I have a few models:
class StatsParent < ActiveRecord::Base
class CourseStat < StatsParent
class PlayerCourseStat < CourseStat
I have the Course
model set up as such:
class Course < ActiveRecord::Base
has_one :course_stat
has_many :player_course_stats
def update_stats(plyr_rnd)
puts self.course_stat # this puts #<PlayerCourseStat:0x000001015c54e0>
if self.course_stat
self.course_stat.add_player_round(plyr_rnd)
else
self.course_stat = CourseStat.new(plyr_rnd)
end
end
#...rest of the class
The issue I am running into: In the course I check to see if the course_stat
exists and if it doesn't to create it. But in the model it is saying that it exists because there is a player_course_stat
associated with this instance.
When I dive into the ruby script/console
and check to see the course_stat
relationship it is nil.
> ruby script/console
Loading development environment (Rails 2.3.3)

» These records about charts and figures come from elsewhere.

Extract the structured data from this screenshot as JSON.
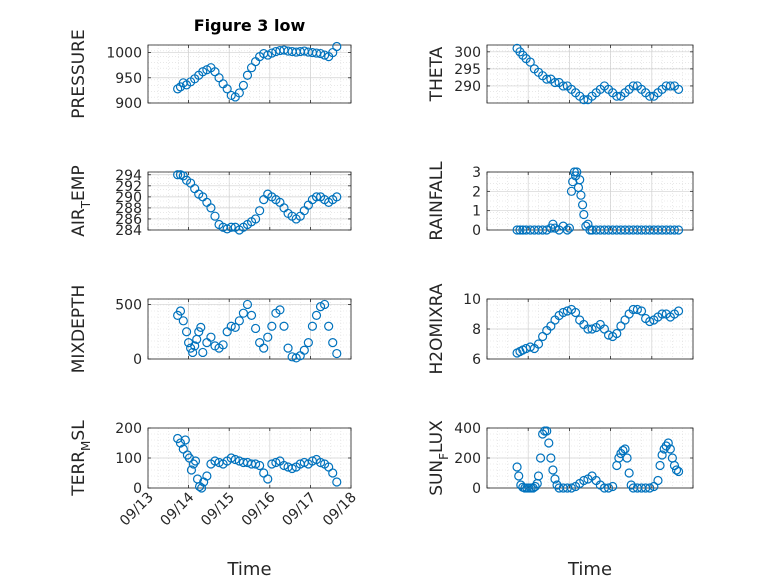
{
  "colors": {
    "marker": "#0072BD",
    "axis": "#262626",
    "grid": "#dcdcdc"
  },
  "chart_data": [
    {
      "type": "scatter",
      "title": "Figure 3 low",
      "ylabel": "PRESSURE",
      "xlabel": "",
      "ylim": [
        900,
        1015
      ],
      "yticks": [
        "900",
        "950",
        "1000"
      ],
      "ytick_values": [
        900,
        950,
        1000
      ],
      "xlim": [
        0,
        5
      ],
      "grid": "on",
      "x": [
        0.73,
        0.8,
        0.87,
        0.95,
        1.05,
        1.15,
        1.25,
        1.35,
        1.45,
        1.55,
        1.65,
        1.75,
        1.85,
        1.95,
        2.05,
        2.15,
        2.25,
        2.35,
        2.45,
        2.55,
        2.65,
        2.75,
        2.85,
        2.95,
        3.05,
        3.15,
        3.25,
        3.35,
        3.45,
        3.55,
        3.65,
        3.75,
        3.85,
        3.95,
        4.05,
        4.15,
        4.25,
        4.35,
        4.45,
        4.55,
        4.65
      ],
      "y": [
        928,
        932,
        940,
        936,
        942,
        948,
        955,
        962,
        966,
        970,
        962,
        950,
        938,
        928,
        915,
        912,
        920,
        935,
        955,
        970,
        982,
        992,
        998,
        995,
        999,
        1002,
        1004,
        1005,
        1003,
        1002,
        1001,
        1002,
        1003,
        1001,
        1000,
        999,
        998,
        995,
        992,
        1000,
        1012
      ]
    },
    {
      "type": "scatter",
      "title": "",
      "ylabel": "THETA",
      "xlabel": "",
      "ylim": [
        285,
        302
      ],
      "yticks": [
        "290",
        "295",
        "300"
      ],
      "ytick_values": [
        290,
        295,
        300
      ],
      "xlim": [
        0,
        5
      ],
      "grid": "on",
      "x": [
        0.73,
        0.8,
        0.87,
        0.95,
        1.05,
        1.15,
        1.25,
        1.35,
        1.45,
        1.55,
        1.65,
        1.75,
        1.85,
        1.95,
        2.05,
        2.15,
        2.25,
        2.35,
        2.45,
        2.55,
        2.65,
        2.75,
        2.85,
        2.95,
        3.05,
        3.15,
        3.25,
        3.35,
        3.45,
        3.55,
        3.65,
        3.75,
        3.85,
        3.95,
        4.05,
        4.15,
        4.25,
        4.35,
        4.45,
        4.55,
        4.65
      ],
      "y": [
        301,
        300,
        299,
        298,
        297,
        295,
        294,
        293,
        292,
        292,
        291,
        291,
        290,
        290,
        289,
        288,
        287,
        286,
        286,
        287,
        288,
        289,
        290,
        289,
        288,
        287,
        287,
        288,
        289,
        290,
        290,
        289,
        288,
        287,
        287,
        288,
        289,
        290,
        290,
        290,
        289
      ]
    },
    {
      "type": "scatter",
      "title": "",
      "ylabel": "AIR_TEMP",
      "ylabel_main": "AIR",
      "ylabel_sub": "T",
      "ylabel_rest": "EMP",
      "xlabel": "",
      "ylim": [
        284,
        294.5
      ],
      "yticks": [
        "284",
        "286",
        "288",
        "290",
        "292",
        "294"
      ],
      "ytick_values": [
        284,
        286,
        288,
        290,
        292,
        294
      ],
      "xlim": [
        0,
        5
      ],
      "grid": "on",
      "x": [
        0.73,
        0.8,
        0.87,
        0.95,
        1.05,
        1.15,
        1.25,
        1.35,
        1.45,
        1.55,
        1.65,
        1.75,
        1.85,
        1.95,
        2.05,
        2.15,
        2.25,
        2.35,
        2.45,
        2.55,
        2.65,
        2.75,
        2.85,
        2.95,
        3.05,
        3.15,
        3.25,
        3.35,
        3.45,
        3.55,
        3.65,
        3.75,
        3.85,
        3.95,
        4.05,
        4.15,
        4.25,
        4.35,
        4.45,
        4.55,
        4.65
      ],
      "y": [
        294,
        294,
        293.8,
        293,
        292.5,
        291.5,
        290.5,
        290,
        289,
        288,
        286.5,
        285,
        284.5,
        284.2,
        284.5,
        284.5,
        284,
        284.5,
        285,
        285.5,
        286,
        287.5,
        289.5,
        290.5,
        290,
        289.5,
        289,
        288,
        287,
        286.5,
        286,
        286.5,
        287.5,
        288.5,
        289.5,
        290,
        290,
        289.5,
        289,
        289.5,
        290
      ]
    },
    {
      "type": "scatter",
      "title": "",
      "ylabel": "RAINFALL",
      "xlabel": "",
      "ylim": [
        0,
        3
      ],
      "yticks": [
        "0",
        "1",
        "2",
        "3"
      ],
      "ytick_values": [
        0,
        1,
        2,
        3
      ],
      "xlim": [
        0,
        5
      ],
      "grid": "on",
      "x": [
        0.73,
        0.8,
        0.87,
        0.95,
        1.05,
        1.15,
        1.25,
        1.35,
        1.45,
        1.55,
        1.6,
        1.65,
        1.75,
        1.85,
        1.95,
        2.0,
        2.05,
        2.08,
        2.12,
        2.15,
        2.18,
        2.22,
        2.25,
        2.28,
        2.32,
        2.35,
        2.4,
        2.45,
        2.5,
        2.55,
        2.65,
        2.75,
        2.85,
        2.95,
        3.05,
        3.15,
        3.25,
        3.35,
        3.45,
        3.55,
        3.65,
        3.75,
        3.85,
        3.95,
        4.05,
        4.15,
        4.25,
        4.35,
        4.45,
        4.55,
        4.65
      ],
      "y": [
        0,
        0,
        0,
        0,
        0,
        0,
        0,
        0,
        0,
        0.1,
        0.3,
        0.1,
        0,
        0.2,
        0,
        0.1,
        2.0,
        2.5,
        3.0,
        2.8,
        3.0,
        2.2,
        2.6,
        1.8,
        1.3,
        0.8,
        0.2,
        0.3,
        0,
        0,
        0,
        0,
        0,
        0,
        0,
        0,
        0,
        0,
        0,
        0,
        0,
        0,
        0,
        0,
        0,
        0,
        0,
        0,
        0,
        0,
        0
      ]
    },
    {
      "type": "scatter",
      "title": "",
      "ylabel": "MIXDEPTH",
      "xlabel": "",
      "ylim": [
        0,
        550
      ],
      "yticks": [
        "0",
        "500"
      ],
      "ytick_values": [
        0,
        500
      ],
      "xlim": [
        0,
        5
      ],
      "grid": "on",
      "x": [
        0.73,
        0.8,
        0.87,
        0.95,
        1.0,
        1.05,
        1.1,
        1.15,
        1.2,
        1.25,
        1.3,
        1.35,
        1.45,
        1.55,
        1.65,
        1.75,
        1.85,
        1.95,
        2.05,
        2.15,
        2.25,
        2.35,
        2.45,
        2.55,
        2.65,
        2.75,
        2.85,
        2.95,
        3.05,
        3.15,
        3.25,
        3.35,
        3.45,
        3.55,
        3.65,
        3.75,
        3.85,
        3.95,
        4.05,
        4.15,
        4.25,
        4.35,
        4.45,
        4.55,
        4.65
      ],
      "y": [
        400,
        440,
        350,
        250,
        150,
        100,
        60,
        120,
        180,
        250,
        290,
        60,
        150,
        200,
        120,
        100,
        130,
        250,
        300,
        290,
        350,
        420,
        500,
        400,
        280,
        150,
        100,
        200,
        300,
        420,
        450,
        300,
        100,
        20,
        10,
        30,
        80,
        150,
        300,
        400,
        480,
        500,
        300,
        150,
        50
      ]
    },
    {
      "type": "scatter",
      "title": "",
      "ylabel": "H2OMIXRA",
      "xlabel": "",
      "ylim": [
        6,
        10
      ],
      "yticks": [
        "6",
        "8",
        "10"
      ],
      "ytick_values": [
        6,
        8,
        10
      ],
      "xlim": [
        0,
        5
      ],
      "grid": "on",
      "x": [
        0.73,
        0.8,
        0.87,
        0.95,
        1.05,
        1.15,
        1.25,
        1.35,
        1.45,
        1.55,
        1.65,
        1.75,
        1.85,
        1.95,
        2.05,
        2.15,
        2.25,
        2.35,
        2.45,
        2.55,
        2.65,
        2.75,
        2.85,
        2.95,
        3.05,
        3.15,
        3.25,
        3.35,
        3.45,
        3.55,
        3.65,
        3.75,
        3.85,
        3.95,
        4.05,
        4.15,
        4.25,
        4.35,
        4.45,
        4.55,
        4.65
      ],
      "y": [
        6.4,
        6.5,
        6.6,
        6.7,
        6.8,
        6.7,
        7.0,
        7.5,
        7.9,
        8.2,
        8.6,
        8.9,
        9.1,
        9.2,
        9.3,
        9.1,
        8.6,
        8.3,
        8.0,
        8.0,
        8.1,
        8.3,
        8.0,
        7.6,
        7.5,
        7.7,
        8.2,
        8.6,
        9.0,
        9.3,
        9.3,
        9.2,
        8.7,
        8.5,
        8.6,
        8.8,
        9.0,
        9.0,
        8.8,
        9.0,
        9.2
      ]
    },
    {
      "type": "scatter",
      "title": "",
      "ylabel": "TERR_MSL",
      "ylabel_main": "TERR",
      "ylabel_sub": "M",
      "ylabel_rest": "SL",
      "xlabel": "Time",
      "ylim": [
        0,
        200
      ],
      "yticks": [
        "0",
        "100",
        "200"
      ],
      "ytick_values": [
        0,
        100,
        200
      ],
      "xlim": [
        0,
        5
      ],
      "grid": "on",
      "x": [
        0.73,
        0.8,
        0.87,
        0.92,
        0.97,
        1.02,
        1.07,
        1.12,
        1.17,
        1.22,
        1.27,
        1.32,
        1.37,
        1.45,
        1.55,
        1.65,
        1.75,
        1.85,
        1.95,
        2.05,
        2.15,
        2.25,
        2.35,
        2.45,
        2.55,
        2.65,
        2.75,
        2.85,
        2.95,
        3.05,
        3.15,
        3.25,
        3.35,
        3.45,
        3.55,
        3.65,
        3.75,
        3.85,
        3.95,
        4.05,
        4.15,
        4.25,
        4.35,
        4.45,
        4.55,
        4.65
      ],
      "y": [
        165,
        150,
        130,
        160,
        110,
        100,
        60,
        80,
        90,
        30,
        5,
        0,
        20,
        40,
        80,
        90,
        85,
        80,
        90,
        100,
        95,
        90,
        85,
        85,
        80,
        80,
        75,
        50,
        30,
        80,
        85,
        90,
        75,
        70,
        65,
        70,
        80,
        85,
        80,
        90,
        95,
        85,
        80,
        70,
        50,
        20
      ],
      "xticks": [
        "09/13",
        "09/14",
        "09/15",
        "09/16",
        "09/17",
        "09/18"
      ],
      "xtick_values": [
        0,
        1,
        2,
        3,
        4,
        5
      ]
    },
    {
      "type": "scatter",
      "title": "",
      "ylabel": "SUN_FLUX",
      "ylabel_main": "SUN",
      "ylabel_sub": "F",
      "ylabel_rest": "LUX",
      "xlabel": "Time",
      "ylim": [
        0,
        400
      ],
      "yticks": [
        "0",
        "200",
        "400"
      ],
      "ytick_values": [
        0,
        200,
        400
      ],
      "xlim": [
        0,
        5
      ],
      "grid": "on",
      "x": [
        0.73,
        0.77,
        0.82,
        0.87,
        0.92,
        0.97,
        1.02,
        1.07,
        1.12,
        1.17,
        1.22,
        1.25,
        1.3,
        1.35,
        1.4,
        1.45,
        1.5,
        1.55,
        1.6,
        1.65,
        1.7,
        1.75,
        1.85,
        1.95,
        2.05,
        2.15,
        2.25,
        2.35,
        2.45,
        2.55,
        2.65,
        2.75,
        2.85,
        2.95,
        3.05,
        3.15,
        3.2,
        3.25,
        3.3,
        3.35,
        3.4,
        3.45,
        3.5,
        3.55,
        3.65,
        3.75,
        3.85,
        3.95,
        4.05,
        4.15,
        4.2,
        4.25,
        4.3,
        4.35,
        4.4,
        4.45,
        4.5,
        4.55,
        4.6,
        4.65
      ],
      "y": [
        140,
        80,
        20,
        5,
        0,
        0,
        0,
        0,
        0,
        10,
        30,
        80,
        200,
        360,
        380,
        380,
        300,
        200,
        120,
        60,
        20,
        0,
        0,
        0,
        0,
        10,
        30,
        50,
        60,
        80,
        50,
        20,
        0,
        0,
        10,
        150,
        200,
        230,
        250,
        260,
        200,
        100,
        20,
        0,
        0,
        0,
        0,
        0,
        10,
        50,
        150,
        220,
        260,
        280,
        300,
        260,
        200,
        150,
        120,
        110
      ]
    }
  ]
}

>> course = Course.find(1)
=> #<Course id: ...>
>> course.course_stat
=> nil
>> course.player_course_stats
=> [#<PlayerCourseStat id: 1, ...>]
- Is there a problem with the way I have the relationships for the Course model set?
- Why is
course_stat
nil in the console but not in the application as it is running?
Update:
Looking into this a bit further I looked through the logs to get the SQL statements that are generated for the console and the application.
# from console: course.course_stat
CourseStat Load (0.2ms) SELECT * FROM "stats_parents" WHERE
("stats_parents".course_id = 1) AND ( ("stats_parents"."type" = 'CourseStat' ) )
LIMIT 1
# from app: course.course_stat
CourseStat Load (0.3ms) SELECT * FROM "stats_parents" WHERE
("stats_parents".course_id = 3) AND ( ("stats_parents"."type" = 'CourseStat' OR
"stats_parents"."type" = 'PlayerCourseStat' ) )
LIMIT 1
I want a query like the console creates to be used. Is there a way for me to do this with out having to write the sql out in full?